Statistical ScientistBerry Consultants, Inc.June 2019 - Present
Bayesian Dynamic Modeling and Forecasting of Count Time Series
Abstract Problems of forecasting related time series of counts arise in a diverse array of applications such as consumer sales, epidemiology, ecology, law enforcement, and tourism. Characteristics of high-frequency count data including many zeros, high variation, extreme values, and varying means make the application of traditional time series methods inappropriate. In many settings, an additional challenge is producing on- line, multi-step forecasts for thousands of individual series in an efficient and flexible manner. This dissertation introduces novel classes of models to address efficiency, efficacy and scalability of dynamic models based on the concept of decouple/recouple applied to multiple series that are individually represented via novel univariate state- space models. The novel dynamic count mixture model involves dynamic generalized linear models for binary and conditionally Poisson time series, with dynamic random effects for overdispersion, and the use of dynamic covariates in both binary and non-zero components. New multivariate models then enable information sharing in contexts where data at a more highly aggregated level provide more incisive inference on shared patterns such as trends and seasonality. This novel decouple/recouple strategy incorporates cross-series linkages while insulating parallel estimation of univariate models. We extend these models to a general framework appropriate for settings in which count data arises through a compound process.

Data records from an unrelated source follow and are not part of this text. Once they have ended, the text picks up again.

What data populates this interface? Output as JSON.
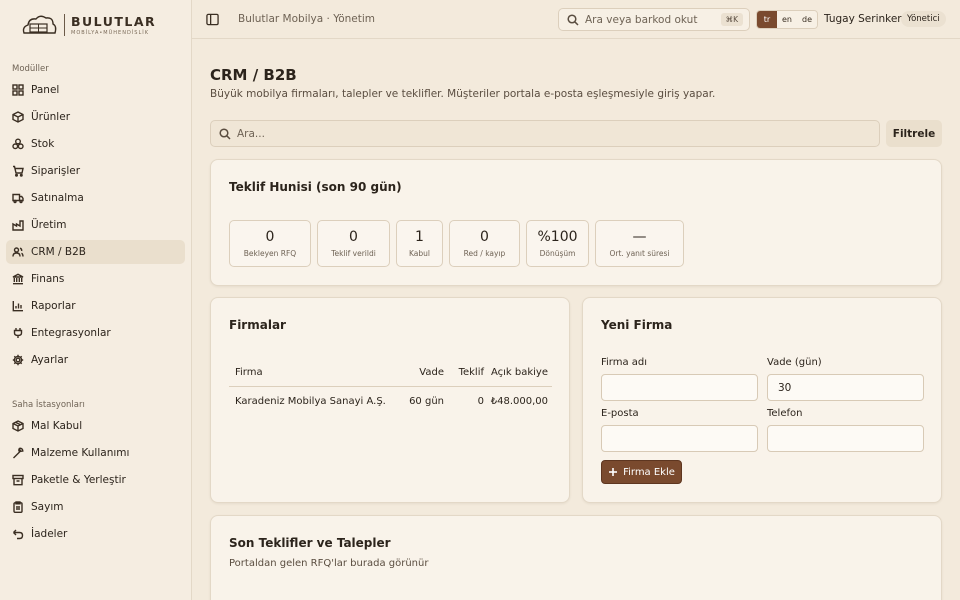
{
  "brand": {
    "name": "BULUTLAR",
    "tagline": "MOBİLYA•MÜHENDİSLİK"
  },
  "sidebar": {
    "section_modules": "Modüller",
    "modules": [
      {
        "label": "Panel",
        "icon": "grid-icon"
      },
      {
        "label": "Ürünler",
        "icon": "box-icon"
      },
      {
        "label": "Stok",
        "icon": "boxes-icon"
      },
      {
        "label": "Siparişler",
        "icon": "cart-icon"
      },
      {
        "label": "Satınalma",
        "icon": "truck-icon"
      },
      {
        "label": "Üretim",
        "icon": "factory-icon"
      },
      {
        "label": "CRM / B2B",
        "icon": "users-icon",
        "active": true
      },
      {
        "label": "Finans",
        "icon": "bank-icon"
      },
      {
        "label": "Raporlar",
        "icon": "chart-icon"
      },
      {
        "label": "Entegrasyonlar",
        "icon": "plug-icon"
      },
      {
        "label": "Ayarlar",
        "icon": "gear-icon"
      }
    ],
    "section_stations": "Saha İstasyonları",
    "stations": [
      {
        "label": "Mal Kabul",
        "icon": "package-icon"
      },
      {
        "label": "Malzeme Kullanımı",
        "icon": "wrench-icon"
      },
      {
        "label": "Paketle & Yerleştir",
        "icon": "archive-icon"
      },
      {
        "label": "Sayım",
        "icon": "clipboard-icon"
      },
      {
        "label": "İadeler",
        "icon": "undo-icon"
      }
    ]
  },
  "topbar": {
    "breadcrumb": "Bulutlar Mobilya · Yönetim",
    "search_placeholder": "Ara veya barkod okut",
    "shortcut": "⌘K",
    "languages": [
      "tr",
      "en",
      "de"
    ],
    "active_language": "tr",
    "user_name": "Tugay Serinken",
    "role": "Yönetici"
  },
  "page": {
    "title": "CRM / B2B",
    "subtitle": "Büyük mobilya firmaları, talepler ve teklifler. Müşteriler portala e-posta eşleşmesiyle giriş yapar.",
    "search_placeholder": "Ara...",
    "filter_label": "Filtrele"
  },
  "funnel": {
    "title": "Teklif Hunisi (son 90 gün)",
    "stats": [
      {
        "value": "0",
        "label": "Bekleyen RFQ"
      },
      {
        "value": "0",
        "label": "Teklif verildi"
      },
      {
        "value": "1",
        "label": "Kabul"
      },
      {
        "value": "0",
        "label": "Red / kayıp"
      },
      {
        "value": "%100",
        "label": "Dönüşüm"
      },
      {
        "value": "—",
        "label": "Ort. yanıt süresi"
      }
    ]
  },
  "companies": {
    "title": "Firmalar",
    "columns": [
      "Firma",
      "Vade",
      "Teklif",
      "Açık bakiye"
    ],
    "rows": [
      [
        "Karadeniz Mobilya Sanayi A.Ş.",
        "60 gün",
        "0",
        "₺48.000,00"
      ]
    ]
  },
  "new_firm": {
    "title": "Yeni Firma",
    "name_label": "Firma adı",
    "name_value": "",
    "term_label": "Vade (gün)",
    "term_value": "30",
    "email_label": "E-posta",
    "email_value": "",
    "phone_label": "Telefon",
    "phone_value": "",
    "submit_label": "Firma Ekle"
  },
  "recent": {
    "title": "Son Teklifler ve Talepler",
    "subtitle": "Portaldan gelen RFQ'lar burada görünür"
  },
  "colors": {
    "accent": "#7a4a2e",
    "background": "#f3eadc",
    "card": "#f9f3ea",
    "active_nav": "#eadfcd"
  }
}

The motivating application is in consumer sales contexts where variability in high-frequency sales data arises from the compounding effects of the number of transactions and the number of sales-per-transactions. This framework involves adapting the dynamic count mixture model to forecast transactions, coupled with a binary cascade concept using a sequence of Bayesian models to predict the number of units per transaction. The motivation behind the binary cascade is that the appropriate way to model rare events is through a sequence of conditional probabilities of increasingly rare outcomes. Several case studies in many-item, multi-step ahead supermarket sales forecasting demonstrate improved forecasting performance using the proposed models, with discussion of forecast accuracy metrics and the benefits of probabilistic forecast accuracy assessment.